1. My freakin' afghan. It's mostly done. It was supposed to be a Christmas gift for my grandmother, but I got side tracked when I figured out I'd have to sew all of my patches together, and that's a bummer. But! I have two more rows to stitch up, then I can crochet the border. Oh, and as an aside, although I have yet to smell my afghan, I fear it may smell like Chinese food because I made most of the patches at the Chinese restaurant where I used to work. Hopefully it just smells like my hand lotion and nag champa now though.

2. The purse I've been guilt-riddenly working on. I should be working on my afghan, but I got inspired to make a purse which I may end up keeping instead of selling because I like it. I may post it to Etsy though as a custom order. *Strokes goatee* Yes, that will be a marvelous idea. Oh, and I may publish the pattern since I made it up. Now, if only I could be as inspired to write as I do to craft...

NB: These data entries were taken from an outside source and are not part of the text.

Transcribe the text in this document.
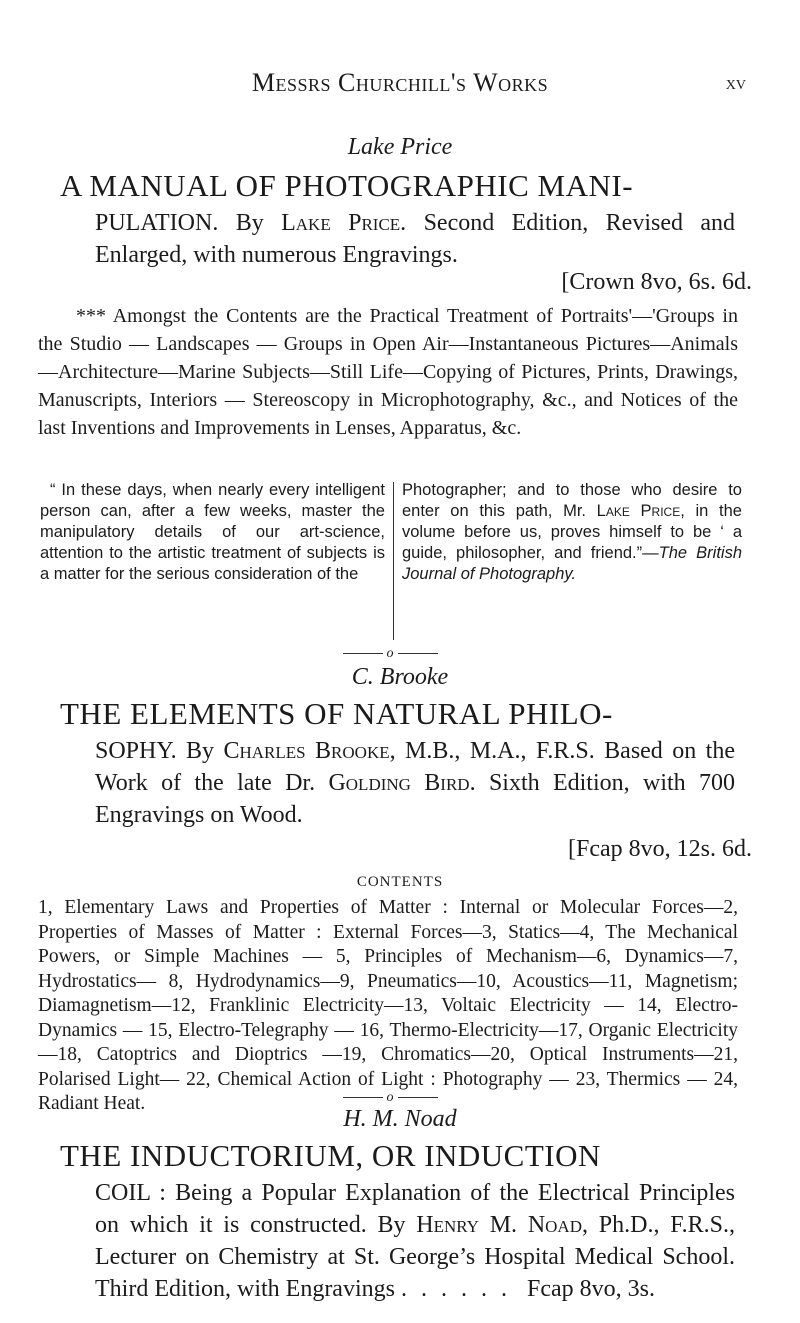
Messrs Churchill's Works	xv
Lake Price
A MANUAL OF PHOTOGRAPHIC MANI-
PULATION. By Lake Price. Second Edition, Revised and Enlarged, with numerous Engravings.
[Crown 8vo, 6s. 6d.
*** Amongst the Contents are the Practical Treatment of Portraits'—'Groups in the Studio — Landscapes — Groups in Open Air—Instantaneous Pictures—Animals—Architecture—Marine Subjects—Still Life—Copying of Pictures, Prints, Drawings, Manuscripts, Interiors — Stereoscopy in Microphotography, &c., and Notices of the last Inventions and Improvements in Lenses, Apparatus, &c.
“ In these days, when nearly every intelligent person can, after a few weeks, master the manipulatory details of our art-science, attention to the artistic treatment of subjects is a matter for the serious consideration of the
Photographer; and to those who desire to enter on this path, Mr. Lake Price, in the volume before us, proves himself to be ‘ a guide, philosopher, and friend.”—The British Journal of Photography.
o
C. Brooke
THE ELEMENTS OF NATURAL PHILO-
SOPHY. By Charles Brooke, M.B., M.A., F.R.S. Based on the Work of the late Dr. Golding Bird. Sixth Edition, with 700 Engravings on Wood.
[Fcap 8vo, 12s. 6d.
CONTENTS
1, Elementary Laws and Properties of Matter : Internal or Molecular Forces—2, Properties of Masses of Matter : External Forces—3, Statics—4, The Mechanical Powers, or Simple Machines — 5, Principles of Mechanism—6, Dynamics—7, Hydrostatics— 8, Hydrodynamics—9, Pneumatics—10, Acoustics—11, Magnetism; Diamagnetism—12, Franklinic Electricity—13, Voltaic Electricity — 14, Electro-Dynamics — 15, Electro-Telegraphy — 16, Thermo-Electricity—17, Organic Electricity—18, Catoptrics and Dioptrics —19, Chromatics—20, Optical Instruments—21, Polarised Light— 22, Chemical Action of Light : Photography — 23, Thermics — 24, Radiant Heat.	o
H. M. Noad
THE INDUCTORIUM, OR INDUCTION
COIL : Being a Popular Explanation of the Electrical Principles on which it is constructed. By Henry M. Noad, Ph.D., F.R.S., Lecturer on Chemistry at St. George’s Hospital Medical School. Third Edition, with Engravings ...... Fcap 8vo, 3s.
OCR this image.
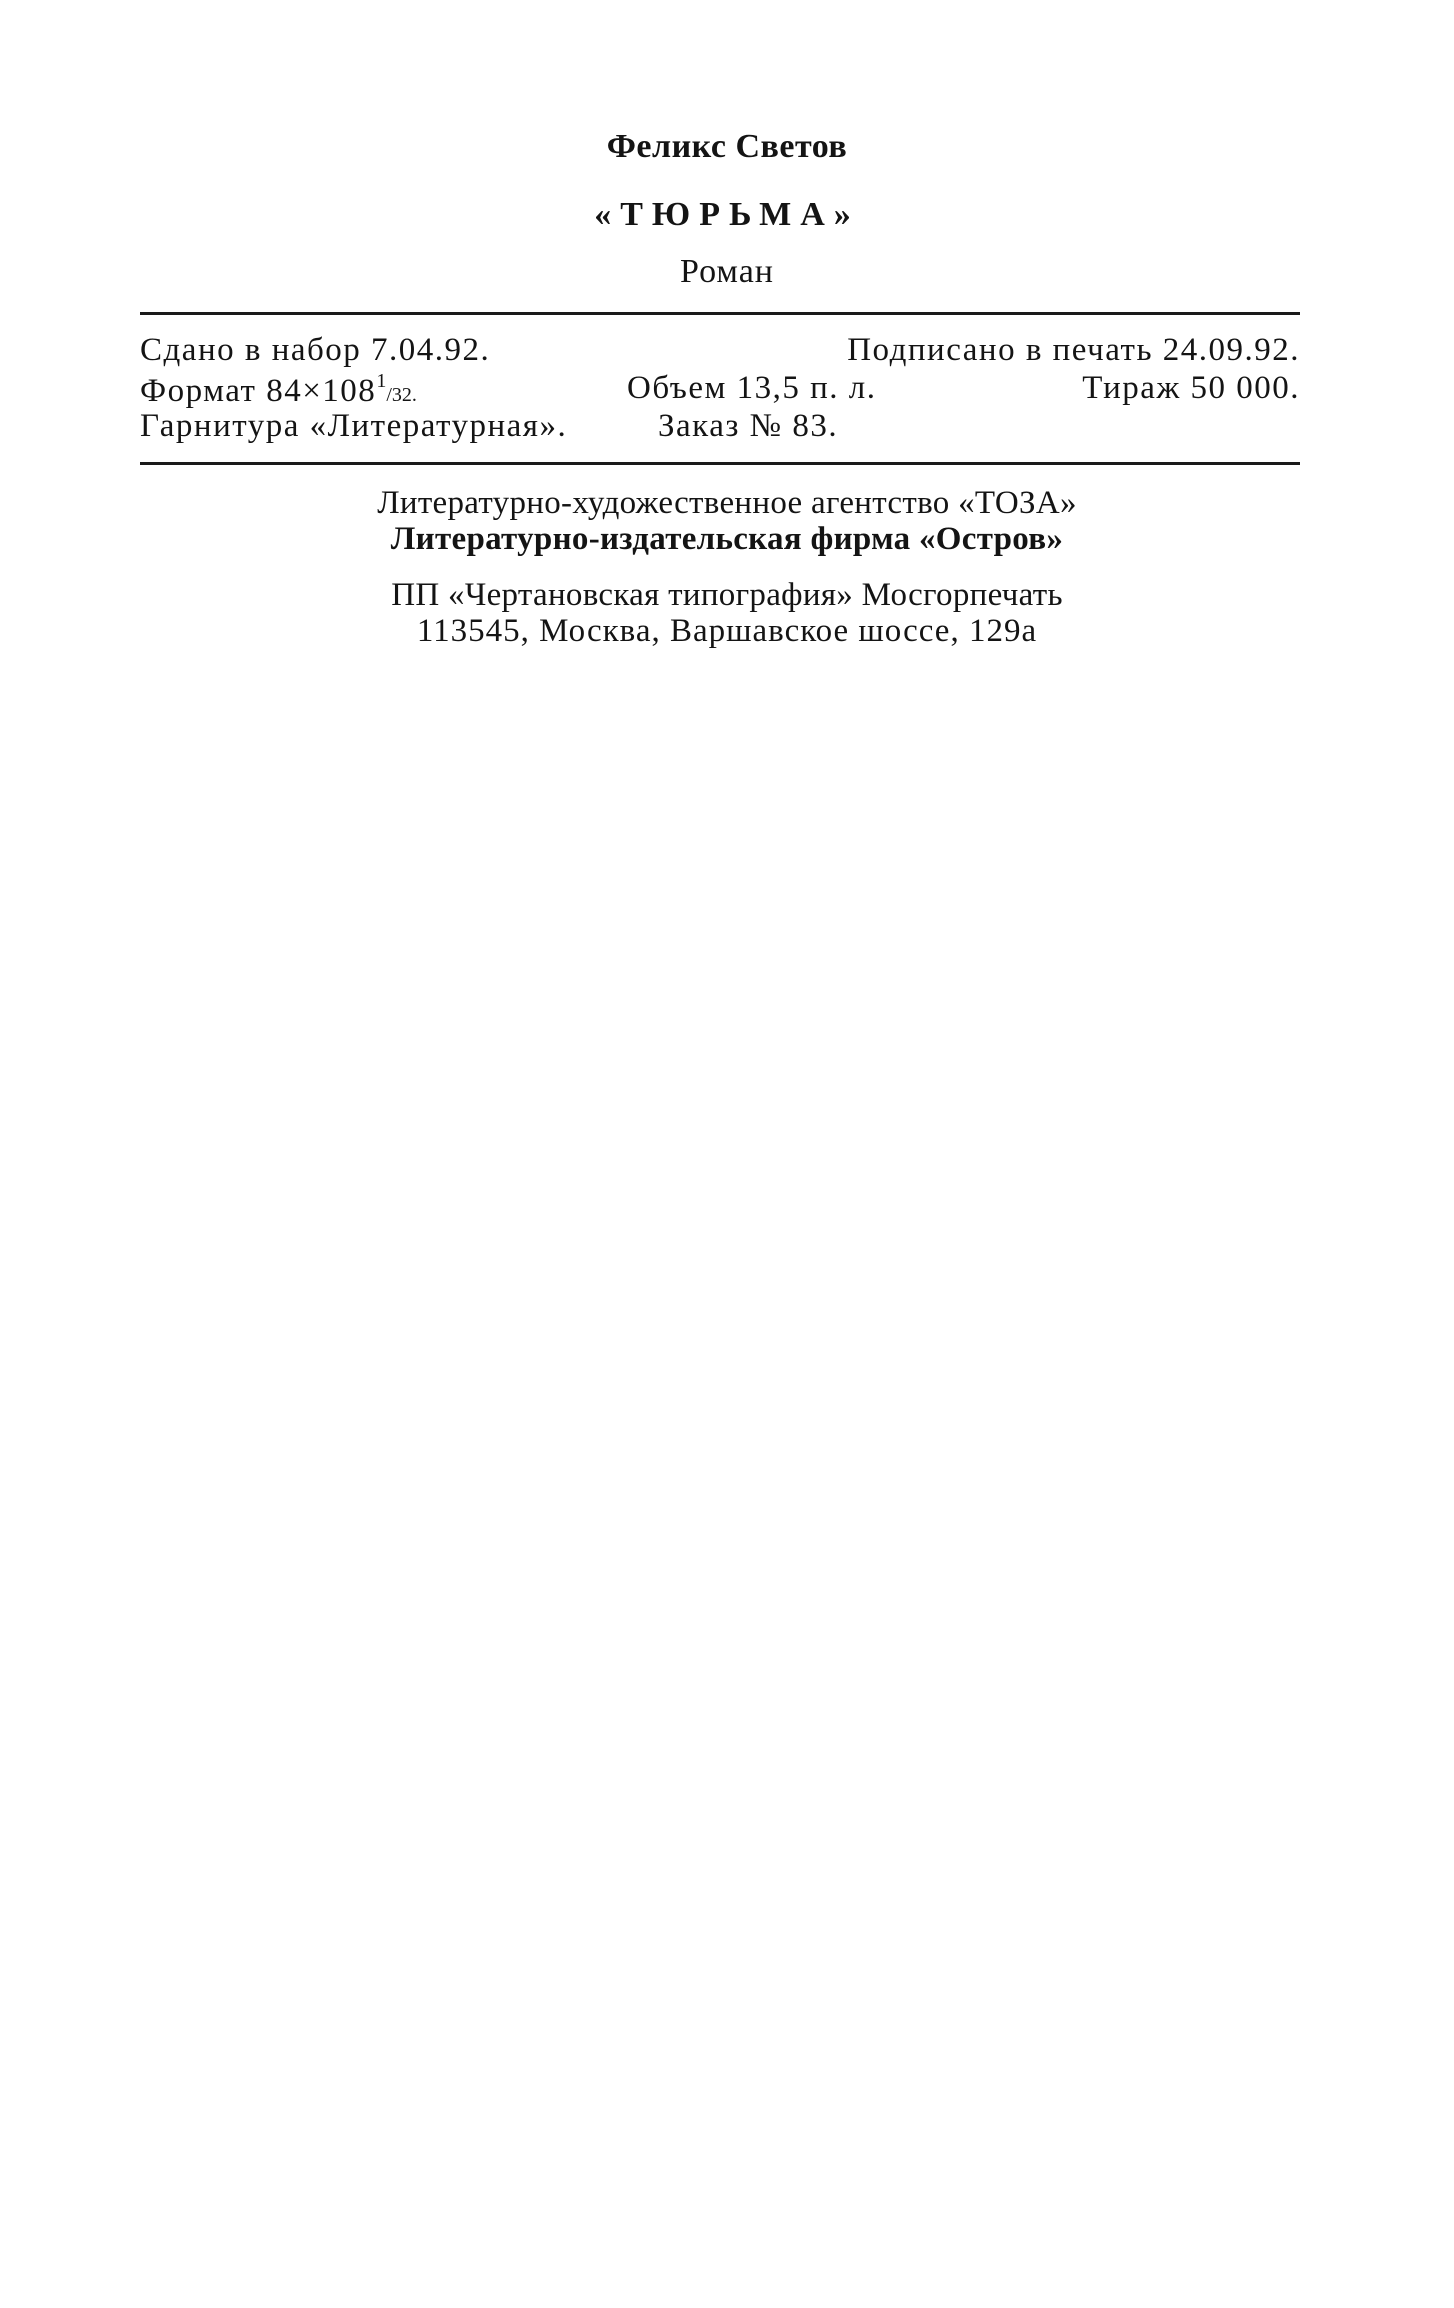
Феликс Светов
«ТЮРЬМА»
Роман
Сдано в набор 7.04.92.	Подписано в печать 24.09.92.
Формат $84\times 108^1/32$.	Объем 13,5 п. л.	Тираж 50 000.
Гарнитура «Литературная».	Заказ № 83.
Литературно-художественное агентство «ТОЗА»
Литературно-издательская фирма «Остров»
ПП «Чертановская типография» Мосгорпечать
113545, Москва, Варшавское шоссе, 129а
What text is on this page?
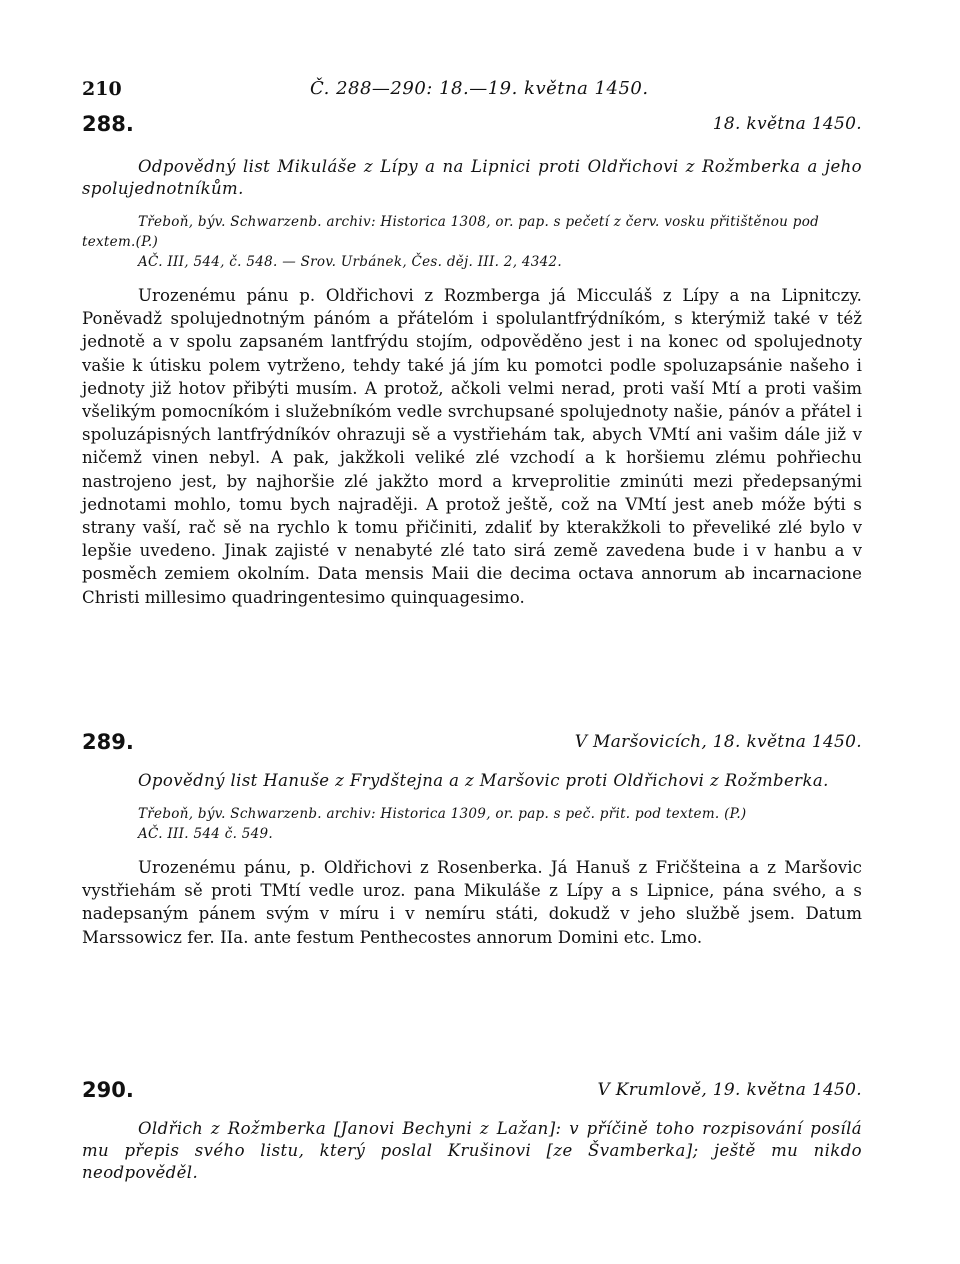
210	Č. 288—290: 18.—19. května 1450.
288.	18. května 1450.

Odpovědný list Mikuláše z Lípy a na Lipnici proti Oldřichovi z Rožmberka a jeho spolujednotníkům.

Třeboň, býv. Schwarzenb. archiv: Historica 1308, or. pap. s pečetí z červ. vosku přitištěnou pod
textem.(P.)
AČ. III, 544, č. 548. — Srov. Urbánek, Čes. děj. III. 2, 4342.

Urozenému pánu p. Oldřichovi z Rozmberga já Micculáš z Lípy a na Lipnitczy. Poněvadž spolujednotným pánóm a přátelóm i spolulantfrýdníkóm, s kterýmiž také v též jednotě a v spolu zapsaném lantfrýdu stojím, odpověděno jest i na konec od spolujednoty vašie k útisku polem vytrženo, tehdy také já jím ku pomotci podle spoluzapsánie našeho i jednoty již hotov přibýti musím. A protož, ačkoli velmi nerad, proti vaší Mtí a proti vašim všelikým pomocníkóm i služebníkóm vedle svrchupsané spolujednoty našie, pánóv a přátel i spoluzápisných lantfrýdníkóv ohrazuji sě a vystřiehám tak, abych VMtí ani vašim dále již v ničemž vinen nebyl. A pak, jakžkoli veliké zlé vzchodí a k horšiemu zlému pohřiechu nastrojeno jest, by najhoršie zlé jakžto mord a krveprolitie zminúti mezi předepsanými jednotami mohlo, tomu bych najraději. A protož ještě, což na VMtí jest aneb móže býti s strany vaší, rač sě na rychlo k tomu přičiniti, zdaliť by kterakžkoli to převeliké zlé bylo v lepšie uvedeno. Jinak zajisté v nenabyté zlé tato sirá země zavedena bude i v hanbu a v posměch zemiem okolním. Data mensis Maii die decima octava annorum ab incarnacione Christi millesimo quadringentesimo quinquagesimo.

289.	V Maršovicích, 18. května 1450.

Opovědný list Hanuše z Frydštejna a z Maršovic proti Oldřichovi z Rožmberka.

Třeboň, býv. Schwarzenb. archiv: Historica 1309, or. pap. s peč. přit. pod textem. (P.)
AČ. III. 544 č. 549.

Urozenému pánu, p. Oldřichovi z Rosenberka. Já Hanuš z Fričšteina a z Maršovic vystřiehám sě proti TMtí vedle uroz. pana Mikuláše z Lípy a s Lipnice, pána svého, a s nadepsaným pánem svým v míru i v nemíru státi, dokudž v jeho službě jsem. Datum Marssowicz fer. IIa. ante festum Penthecostes annorum Domini etc. Lmo.

290.	V Krumlově, 19. května 1450.

Oldřich z Rožmberka [Janovi Bechyni z Lažan]: v příčině toho rozpisování posílá mu přepis svého listu, který poslal Krušinovi [ze Švamberka]; ještě mu nikdo neodpověděl.
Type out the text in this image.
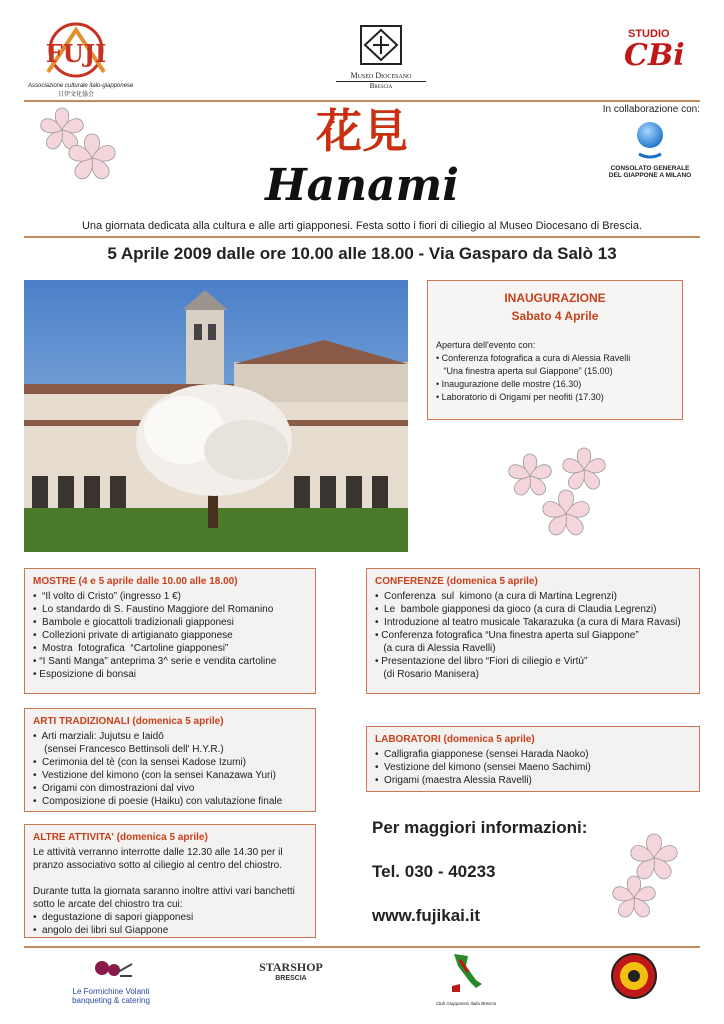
FUJI
Associazione culturale italo-giapponese
日伊文化協会
Museo Diocesano
Brescia
STUDIO
CBi
花見
Hanami
In collaborazione con:
CONSOLATO GENERALE
DEL GIAPPONE A MILANO
Una giornata dedicata alla cultura e alle arti giapponesi. Festa sotto i fiori di ciliegio al Museo Diocesano di Brescia.
5 Aprile 2009 dalle ore 10.00 alle 18.00 - Via Gasparo da Salò 13
INAUGURAZIONE
Sabato 4 Aprile
Apertura dell'evento con:
• Conferenza fotografica a cura di Alessia Ravelli
“Una finestra aperta sul Giappone” (15.00)
• Inaugurazione delle mostre (16.30)
• Laboratorio di Origami per neofiti (17.30)
MOSTRE (4 e 5 aprile dalle 10.00 alle 18.00)
•  “Il volto di Cristo” (ingresso 1 €)
•  Lo standardo di S. Faustino Maggiore del Romanino
•  Bambole e giocattoli tradizionali giapponesi
•  Collezioni private di artigianato giapponese
•  Mostra  fotografica  “Cartoline giapponesi”
• “I Santi Manga” anteprima 3^ serie e vendita cartoline
• Esposizione di bonsai
CONFERENZE (domenica 5 aprile)
•  Conferenza  sul  kimono (a cura di Martina Legrenzi)
•  Le  bambole giapponesi da gioco (a cura di Claudia Legrenzi)
•  Introduzione al teatro musicale Takarazuka (a cura di Mara Ravasi)
• Conferenza fotografica “Una finestra aperta sul Giappone”
(a cura di Alessia Ravelli)
• Presentazione del libro “Fiori di ciliegio e Virtù”
(di Rosario Manisera)
ARTI TRADIZIONALI (domenica 5 aprile)
•  Arti marziali: Jujutsu e Iaidō
(sensei Francesco Bettinsoli dell' H.Y.R.)
•  Cerimonia del tè (con la sensei Kadose Izumi)
•  Vestizione del kimono (con la sensei Kanazawa Yuri)
•  Origami con dimostrazioni dal vivo
•  Composizione di poesie (Haiku) con valutazione finale
LABORATORI (domenica 5 aprile)
•  Calligrafia giapponese (sensei Harada Naoko)
•  Vestizione del kimono (sensei Maeno Sachimi)
•  Origami (maestra Alessia Ravelli)
ALTRE ATTIVITA' (domenica 5 aprile)
Le attività verranno interrotte dalle 12.30 alle 14.30 per il pranzo associativo sotto al ciliegio al centro del chiostro.
Durante tutta la giornata saranno inoltre attivi vari banchetti sotto le arcate del chiostro tra cui:
•  degustazione di sapori giapponesi
•  angolo dei libri sul Giappone
Per maggiori informazioni:
Tel. 030 - 40233
www.fujikai.it
Le Formichine Volanti
banqueting & catering
STARSHOP
BRESCIA
Club Giapponesi Italia Brescia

3. My mother has recently begun obsessing over Facebook. Namely, she loves the Flare application and has thus wanted to buy a button press and recreate her favorite Flare buttons. My sister is pretty iffy about the whole thing, but I think it's a pretty good idea, and it'll be a lot of fun. My mother and I did take a Photoshop class together, after all. She told me last night that she wants her first button to be "'Stressed' spelled backwards is 'dessert'."

4. Headbands. Lots of headbands. I bought some clearance sale fabric and now I have to buy some bulk packages of plastic headband bases (and a sewing machine might help). I also need to figure out a pattern for it. This may be the most difficult of my crafting endeavors, but potentially the most profitable.

5. Crocheted jewelry. I think it's a fantastic idea. And it gives me more reason to spend all of my hard-earned money (money that I make by playing with other people's money all day) at Hobby Lobby.

My final goal for this summer is to do all of these hobbies with my friends because that's what makes it fun. And if you have fun doing all these things, it doesn't matter if they don't sell or even look good because you had fun making them, you know?

Saturday, May 24, 2008

She waits at the window, wearing a face that she keeps in a jar by the door.

I haven't started a new blog in a long, long time. I find I never know what to say as my first post. I hope this will mainly be for my crafty projects and my friends who also have crafty projects, but who knows, it may develop into something else entirely.

I'll post something slightly more relevant tomorrow maybe.